Si avvicina moltissimo ad Adriana che mi ha fatto riflettere molto sul discorso delle opportunità, l’Arminuta è vissuta negli agi che le hanno permesso l’accesso ad un’istruzione migliore, in un posto migliore, e la conoscenza di cose che Adriana si può solo sognare, come andare al mare che non aveva mai visto, per quanto si possa parlare di pari opportunità, queste soprattutto negli anni 70 in cui è ambientata la storia, non sono così semplici da cogliere, Adriana è/era destinata ad una vita come quella della madre, lavori di casa, molti figli ecc…

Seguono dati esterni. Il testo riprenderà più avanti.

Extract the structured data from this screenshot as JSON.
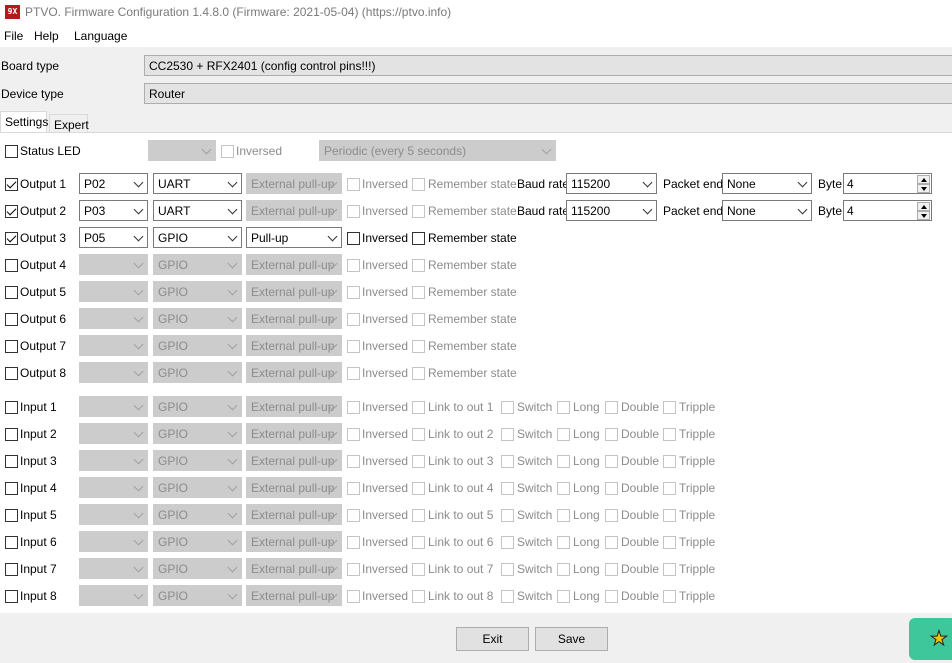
{
  "window": {
    "title": "PTVO. Firmware Configuration 1.4.8.0 (Firmware: 2021-05-04) (https://ptvo.info)",
    "icon_text": "9X"
  },
  "menu": [
    "File",
    "Help",
    "Language"
  ],
  "board": {
    "label": "Board type",
    "value": "CC2530 + RFX2401 (config control pins!!!)"
  },
  "device": {
    "label": "Device type",
    "value": "Router"
  },
  "tabs": [
    "Settings",
    "Expert"
  ],
  "status_led": {
    "label": "Status LED",
    "pin": "",
    "inversed": "Inversed",
    "mode": "Periodic (every 5 seconds)"
  },
  "outputs": [
    {
      "label": "Output 1",
      "checked": true,
      "pin": "P02",
      "type": "UART",
      "pull": "External pull-up",
      "enabled": true,
      "pull_enabled": false,
      "inversed": "Inversed",
      "remember": "Remember state",
      "uart": {
        "baud_label": "Baud rate",
        "baud": "115200",
        "packet_label": "Packet end",
        "packet": "None",
        "byte_label": "Byte",
        "byte": "4"
      }
    },
    {
      "label": "Output 2",
      "checked": true,
      "pin": "P03",
      "type": "UART",
      "pull": "External pull-up",
      "enabled": true,
      "pull_enabled": false,
      "inversed": "Inversed",
      "remember": "Remember state",
      "uart": {
        "baud_label": "Baud rate",
        "baud": "115200",
        "packet_label": "Packet end",
        "packet": "None",
        "byte_label": "Byte",
        "byte": "4"
      }
    },
    {
      "label": "Output 3",
      "checked": true,
      "pin": "P05",
      "type": "GPIO",
      "pull": "Pull-up",
      "enabled": true,
      "pull_enabled": true,
      "inversed": "Inversed",
      "remember": "Remember state"
    },
    {
      "label": "Output 4",
      "checked": false,
      "pin": "",
      "type": "GPIO",
      "pull": "External pull-up",
      "enabled": false,
      "inversed": "Inversed",
      "remember": "Remember state"
    },
    {
      "label": "Output 5",
      "checked": false,
      "pin": "",
      "type": "GPIO",
      "pull": "External pull-up",
      "enabled": false,
      "inversed": "Inversed",
      "remember": "Remember state"
    },
    {
      "label": "Output 6",
      "checked": false,
      "pin": "",
      "type": "GPIO",
      "pull": "External pull-up",
      "enabled": false,
      "inversed": "Inversed",
      "remember": "Remember state"
    },
    {
      "label": "Output 7",
      "checked": false,
      "pin": "",
      "type": "GPIO",
      "pull": "External pull-up",
      "enabled": false,
      "inversed": "Inversed",
      "remember": "Remember state"
    },
    {
      "label": "Output 8",
      "checked": false,
      "pin": "",
      "type": "GPIO",
      "pull": "External pull-up",
      "enabled": false,
      "inversed": "Inversed",
      "remember": "Remember state"
    }
  ],
  "inputs": [
    {
      "label": "Input 1",
      "pin": "",
      "type": "GPIO",
      "pull": "External pull-up",
      "inversed": "Inversed",
      "link": "Link to out 1",
      "switch": "Switch",
      "long": "Long",
      "double": "Double",
      "tripple": "Tripple"
    },
    {
      "label": "Input 2",
      "pin": "",
      "type": "GPIO",
      "pull": "External pull-up",
      "inversed": "Inversed",
      "link": "Link to out 2",
      "switch": "Switch",
      "long": "Long",
      "double": "Double",
      "tripple": "Tripple"
    },
    {
      "label": "Input 3",
      "pin": "",
      "type": "GPIO",
      "pull": "External pull-up",
      "inversed": "Inversed",
      "link": "Link to out 3",
      "switch": "Switch",
      "long": "Long",
      "double": "Double",
      "tripple": "Tripple"
    },
    {
      "label": "Input 4",
      "pin": "",
      "type": "GPIO",
      "pull": "External pull-up",
      "inversed": "Inversed",
      "link": "Link to out 4",
      "switch": "Switch",
      "long": "Long",
      "double": "Double",
      "tripple": "Tripple"
    },
    {
      "label": "Input 5",
      "pin": "",
      "type": "GPIO",
      "pull": "External pull-up",
      "inversed": "Inversed",
      "link": "Link to out 5",
      "switch": "Switch",
      "long": "Long",
      "double": "Double",
      "tripple": "Tripple"
    },
    {
      "label": "Input 6",
      "pin": "",
      "type": "GPIO",
      "pull": "External pull-up",
      "inversed": "Inversed",
      "link": "Link to out 6",
      "switch": "Switch",
      "long": "Long",
      "double": "Double",
      "tripple": "Tripple"
    },
    {
      "label": "Input 7",
      "pin": "",
      "type": "GPIO",
      "pull": "External pull-up",
      "inversed": "Inversed",
      "link": "Link to out 7",
      "switch": "Switch",
      "long": "Long",
      "double": "Double",
      "tripple": "Tripple"
    },
    {
      "label": "Input 8",
      "pin": "",
      "type": "GPIO",
      "pull": "External pull-up",
      "inversed": "Inversed",
      "link": "Link to out 8",
      "switch": "Switch",
      "long": "Long",
      "double": "Double",
      "tripple": "Tripple"
    }
  ],
  "buttons": {
    "exit": "Exit",
    "save": "Save"
  },
  "icons": {
    "star": "star-icon"
  }
}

Adriana è comunque l’unico legame che viene mantenuto nel tempo e che le fa capire cosa significhi avere una sorella, e rimane l’unico legame familiare vero che la spinge a tornare ogni fine settimana anche quando si libera di quella situazione andando al liceo.
Liceo dove rimane ospite poiché la zia si separa dal marito per essere rimasta incinta in una relazione extraconiugale, di fatto poi ripudiando e fuggendo alla figlia non sua per prendersi cura esclusivamente del nuovo figlio e del nuovo compagno (tra l’altro stronzo e despota se posso permettermi).
Per ora basta sicuramente dalla discussione emergeranno altri spunti.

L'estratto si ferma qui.